The hydraulics and pump selection are no more different than for a refinery or chemical process plant.
The use of super duplex or duplex stainless steels, thermoplastic piping is no different to other process industries.
Waste treatment and solids recovery along with chemical treatment is no different.
The biggest hurdle is that engineers think that an RO plant is a water treatment plant. This is far from the truth. To be honest, water industry engineers are left floundering as they just do not have the experience of ASME B31.3 , Class 600/900 flanged pipe systems, welding special ss alloys, high pressure pumping in parallel operation, high pressure filtration, brine handling etc etc. These plants are sophisticatedd chemical process plants.

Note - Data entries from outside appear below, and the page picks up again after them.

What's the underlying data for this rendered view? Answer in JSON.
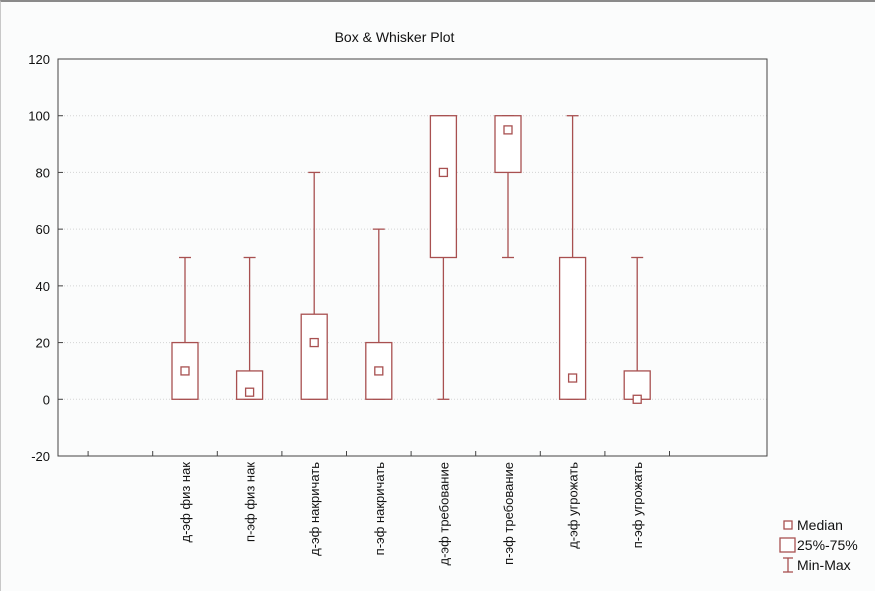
{
  "chart_data": {
    "type": "box",
    "title": "Box & Whisker Plot",
    "xlabel": "",
    "ylabel": "",
    "ylim": [
      -20,
      120
    ],
    "yticks": [
      -20,
      0,
      20,
      40,
      60,
      80,
      100,
      120
    ],
    "grid": true,
    "legend_position": "bottom-right",
    "legend": [
      "Median",
      "25%-75%",
      "Min-Max"
    ],
    "color": "#a85050",
    "categories": [
      "д-эф физ нак",
      "п-эф физ нак",
      "д-эф накричать",
      "п-эф накричать",
      "д-эф требование",
      "п-эф требование",
      "д-эф угрожать",
      "п-эф угрожать"
    ],
    "boxes": [
      {
        "min": 0,
        "q1": 0,
        "median": 10,
        "q3": 20,
        "max": 50
      },
      {
        "min": 0,
        "q1": 0,
        "median": 2.5,
        "q3": 10,
        "max": 50
      },
      {
        "min": 0,
        "q1": 0,
        "median": 20,
        "q3": 30,
        "max": 80
      },
      {
        "min": 0,
        "q1": 0,
        "median": 10,
        "q3": 20,
        "max": 60
      },
      {
        "min": 0,
        "q1": 50,
        "median": 80,
        "q3": 100,
        "max": 100
      },
      {
        "min": 50,
        "q1": 80,
        "median": 95,
        "q3": 100,
        "max": 100
      },
      {
        "min": 0,
        "q1": 0,
        "median": 7.5,
        "q3": 50,
        "max": 100
      },
      {
        "min": 0,
        "q1": 0,
        "median": 0,
        "q3": 10,
        "max": 50
      }
    ]
  }
}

The
only thing to do with the water industry is the end product.
I worked on a major desalination project where the consultant put their water industry engineers on the job rather than their chemical enginering specialists. What a disaster. It will end up in the courts as they just "didn't know what they didnt know". Designs ran late, there was a steep learning curve and it cost a lot of extra money to build.
I have seen the same thing happen in the mining industry where solvent extraction and hogh pressure acid recovery of nickel was involved. This was not a mining project or mineral recovery project. It was a chemical processsing plant admittedly with solids handling.
“The beautiful thing about learning is that no one can take it away from you.”